J.P. Morgan's Healthcare Conference, the annual kickoff for biotechs, is in the books. But long after executives and investors abandon the Westin St. Francis Hotel, the conference continues to live on.

On the Internet, at least.

Most of the companies' presentations are still available to view here, and you can find a link to their slides on the company/presentation info pages.

It's an easy way to get introduced to a company you're thinking of putting on your watchlist. After all of the news-driven presentations are done, each year, I try to go back and listen to at least one presentation by a company I haven't followed closely.

This year's pick? OPKO Health (OPK).

I'm not sure how OPKO Health has managed to fly under my radar considering how much the biotech has going on. The company is developing a diagnostic platform, has a pipeline of drugs, and has made quite a few equity investments in other biotechs.

On the diagnostic side, OPKO is developing its Claros immunoassay that would allow doctors to do laboratory testing in-house. The tabletop-sized machine reads a sample on a card and can potentially perform up to 10 tests off one sample.

While doing the tests in the office should be more convenient for patients, the big driver for sales will come from doctor's ability to make more money. If the tests can provide results that are as accurate as the ones done by Laboratory Corporation of America (NYSE: LH) or Quest Diagnostics (DGX -2.04%), doctors can bill insurers directly for the test and pocket the difference. The Claros isn't going to put Laboratory Corp. or Quest out of business, but it could take a small chunk of some of their routine tests.

OPKO is also developing a separate test called the 4Kscore to determine patient's risk of developing prostate cancer. A whopping 60% of prostate biopsies are negative. If the 4Kscore can predict which of those biopsies will be negative, they won't have to be performed, producing a compelling value proposition. OPKO estimates eliminating the unnecessary biopsies could save about $1 billion a year, which insurers would presumably be willing to pay to OPKO to run the 4Kscore tests considering a blood test is substantially less invasive than a biopsy.

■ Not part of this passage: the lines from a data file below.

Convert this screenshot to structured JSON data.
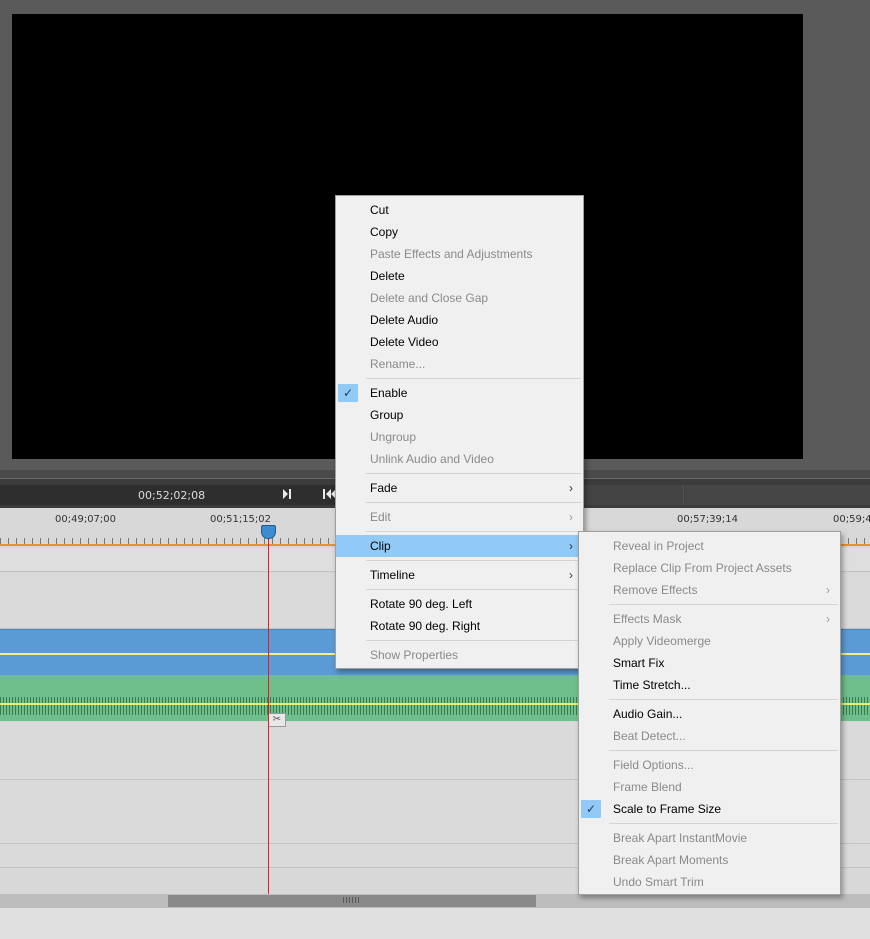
{
  "transport": {
    "timecode": "00;52;02;08"
  },
  "ruler": {
    "labels": [
      "00;49;07;00",
      "00;51;15;02",
      "00;57;39;14",
      "00;59;4"
    ]
  },
  "context_menu": {
    "items": [
      {
        "label": "Cut",
        "enabled": true
      },
      {
        "label": "Copy",
        "enabled": true
      },
      {
        "label": "Paste Effects and Adjustments",
        "enabled": false
      },
      {
        "label": "Delete",
        "enabled": true
      },
      {
        "label": "Delete and Close Gap",
        "enabled": false
      },
      {
        "label": "Delete Audio",
        "enabled": true
      },
      {
        "label": "Delete Video",
        "enabled": true
      },
      {
        "label": "Rename...",
        "enabled": false
      },
      {
        "label": "Enable",
        "enabled": true,
        "checked": true
      },
      {
        "label": "Group",
        "enabled": true
      },
      {
        "label": "Ungroup",
        "enabled": false
      },
      {
        "label": "Unlink Audio and Video",
        "enabled": false
      },
      {
        "label": "Fade",
        "enabled": true,
        "submenu": true
      },
      {
        "label": "Edit",
        "enabled": false,
        "submenu": true
      },
      {
        "label": "Clip",
        "enabled": true,
        "submenu": true,
        "highlighted": true
      },
      {
        "label": "Timeline",
        "enabled": true,
        "submenu": true
      },
      {
        "label": "Rotate 90 deg. Left",
        "enabled": true
      },
      {
        "label": "Rotate 90 deg. Right",
        "enabled": true
      },
      {
        "label": "Show Properties",
        "enabled": false
      }
    ]
  },
  "clip_submenu": {
    "items": [
      {
        "label": "Reveal in Project",
        "enabled": false
      },
      {
        "label": "Replace Clip From Project Assets",
        "enabled": false
      },
      {
        "label": "Remove Effects",
        "enabled": false,
        "submenu": true
      },
      {
        "label": "Effects Mask",
        "enabled": false,
        "submenu": true
      },
      {
        "label": "Apply Videomerge",
        "enabled": false
      },
      {
        "label": "Smart Fix",
        "enabled": true
      },
      {
        "label": "Time Stretch...",
        "enabled": true
      },
      {
        "label": "Audio Gain...",
        "enabled": true
      },
      {
        "label": "Beat Detect...",
        "enabled": false
      },
      {
        "label": "Field Options...",
        "enabled": false
      },
      {
        "label": "Frame Blend",
        "enabled": false
      },
      {
        "label": "Scale to Frame Size",
        "enabled": true,
        "checked": true
      },
      {
        "label": "Break Apart InstantMovie",
        "enabled": false
      },
      {
        "label": "Break Apart Moments",
        "enabled": false
      },
      {
        "label": "Undo Smart Trim",
        "enabled": false
      }
    ]
  },
  "icons": {
    "check": "checkmark-icon",
    "submenu_arrow": "chevron-right-icon",
    "marker": "marker-icon",
    "previous": "skip-back-icon",
    "scissor": "scissor-icon",
    "playhead": "playhead-icon"
  },
  "colors": {
    "highlight": "#91c9f7",
    "video_track": "#5b9bd5",
    "audio_track": "#6fbf8c",
    "playhead": "#e02020",
    "ruler_accent": "#e8902a"
  }
}
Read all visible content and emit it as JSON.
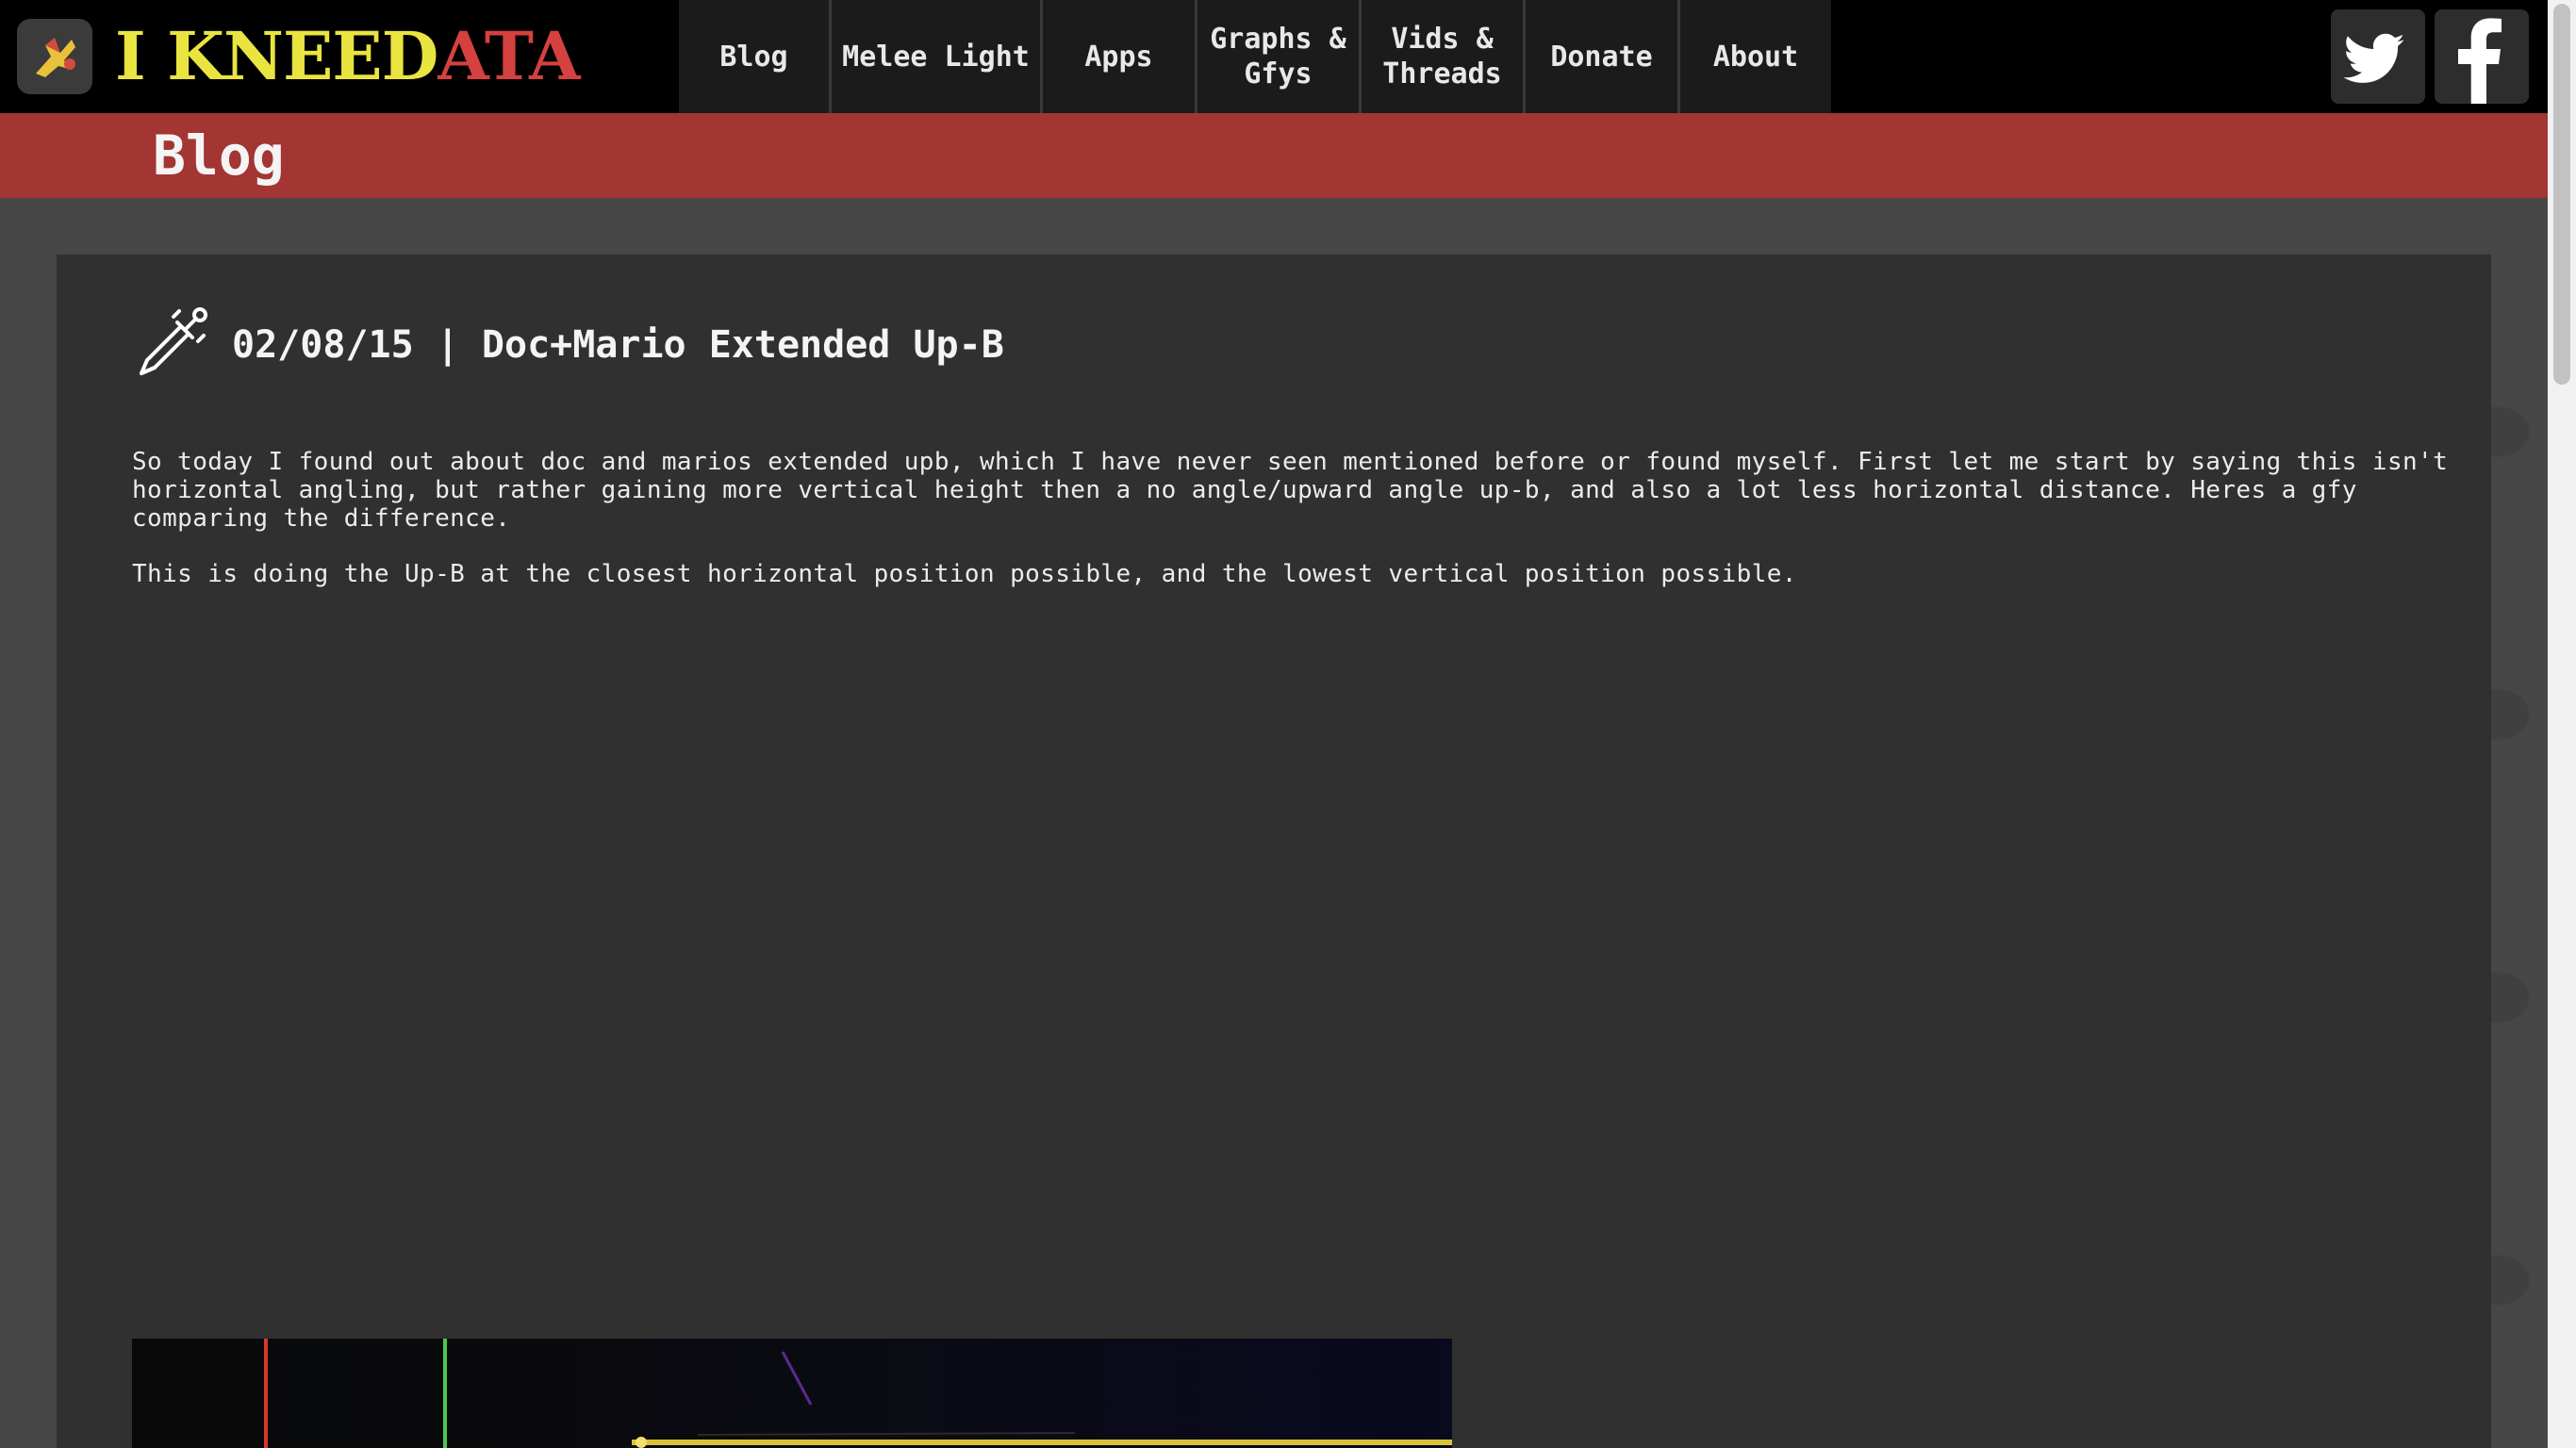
{
  "brand": {
    "part1": "I KNEED",
    "part2": "ATA"
  },
  "nav": {
    "items": [
      "Blog",
      "Melee Light",
      "Apps",
      "Graphs & Gfys",
      "Vids & Threads",
      "Donate",
      "About"
    ]
  },
  "social": {
    "icons": [
      "twitter-icon",
      "facebook-icon"
    ]
  },
  "section": {
    "title": "Blog"
  },
  "post": {
    "icon": "sword-icon",
    "title": "02/08/15 | Doc+Mario Extended Up-B",
    "paragraphs": [
      "So today I found out about doc and marios extended upb, which I have never seen mentioned before or found myself. First let me start by saying this isn't horizontal angling, but rather gaining more vertical height then a no angle/upward angle up-b, and also a lot less horizontal distance. Heres a gfy comparing the difference.",
      "This is doing the Up-B at the closest horizontal position possible, and the lowest vertical position possible."
    ]
  },
  "colors": {
    "topbar": "#000000",
    "accent_red": "#a33533",
    "brand_yellow": "#e9e43f",
    "brand_red": "#d4413e",
    "panel": "#2c2c2c",
    "background": "#474747"
  }
}
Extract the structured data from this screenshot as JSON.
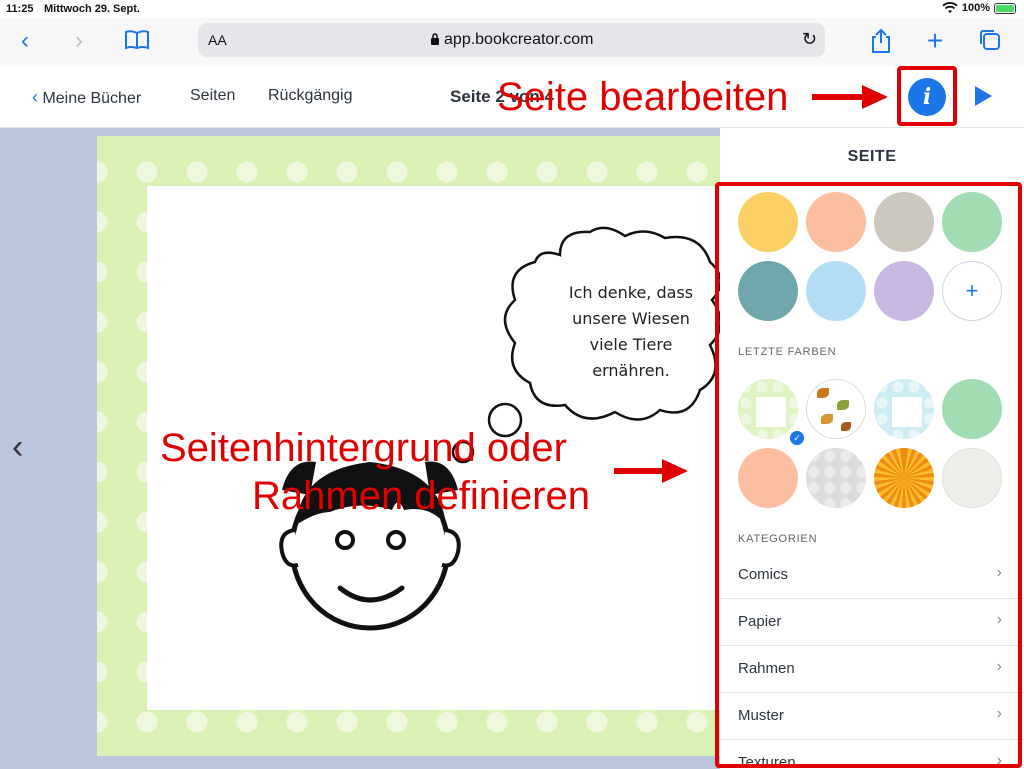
{
  "status": {
    "time": "11:25",
    "date": "Mittwoch 29. Sept.",
    "battery": "100%"
  },
  "browser": {
    "aa": "AA",
    "url": "app.bookcreator.com",
    "icons": [
      "back-chevron",
      "forward-chevron",
      "bookmarks-book",
      "lock",
      "reload",
      "share",
      "plus",
      "tabs"
    ]
  },
  "appbar": {
    "back": "Meine Bücher",
    "pages": "Seiten",
    "undo": "Rückgängig",
    "title": "Seite 2 von 4",
    "info": "i"
  },
  "canvas": {
    "thought": "Ich denke, dass unsere Wiesen viele Tiere ernähren."
  },
  "panel": {
    "title": "SEITE",
    "colors": [
      "#fdd066",
      "#fdbea0",
      "#ccc7bf",
      "#a1dcb3",
      "#70a7ab",
      "#b3dcf5",
      "#c8b8e1"
    ],
    "add": "+",
    "recent_label": "LETZTE FARBEN",
    "categories_label": "KATEGORIEN",
    "categories": [
      "Comics",
      "Papier",
      "Rahmen",
      "Muster",
      "Texturen"
    ]
  },
  "annotations": {
    "edit_page": "Seite bearbeiten",
    "background_line1": "Seitenhintergrund  oder",
    "background_line2": "Rahmen definieren"
  }
}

On the pharmaceutical side, OPKO has five drugs in late-stage development.

A phase 3 trial testing Rayaldy in patients with secondary hyperparathyroidism with chronic kidney disease and vitamin D insufficiency is scheduled to read out in the middle of this year. OPKO worked out a special protocol assessment with the FDA before the trial began, so if the results are positive, an approval toward the end of 2015 or early 2016 seems likely.

OPKO's most advanced drug, Rolapitant, is licensed to Tesaro (NASDAQ: TSRO). Rolapitant, which treats nausea and vomiting associated with chemotherapy and surgical operations, has already passed two phase 3 trials. A third trial is expected to read out early this year, putting Tesaro on target to submit a marketing application in the middle of this year.

Finally Tesaro has a basket of investments in nine different biotechs, including its partner, Tesaro. As Phillip Frost, OPKO's Chairman and CEO put it, the company likes to have "fingers in many pies."

The only problem is that can be very messy, figuratively and literally.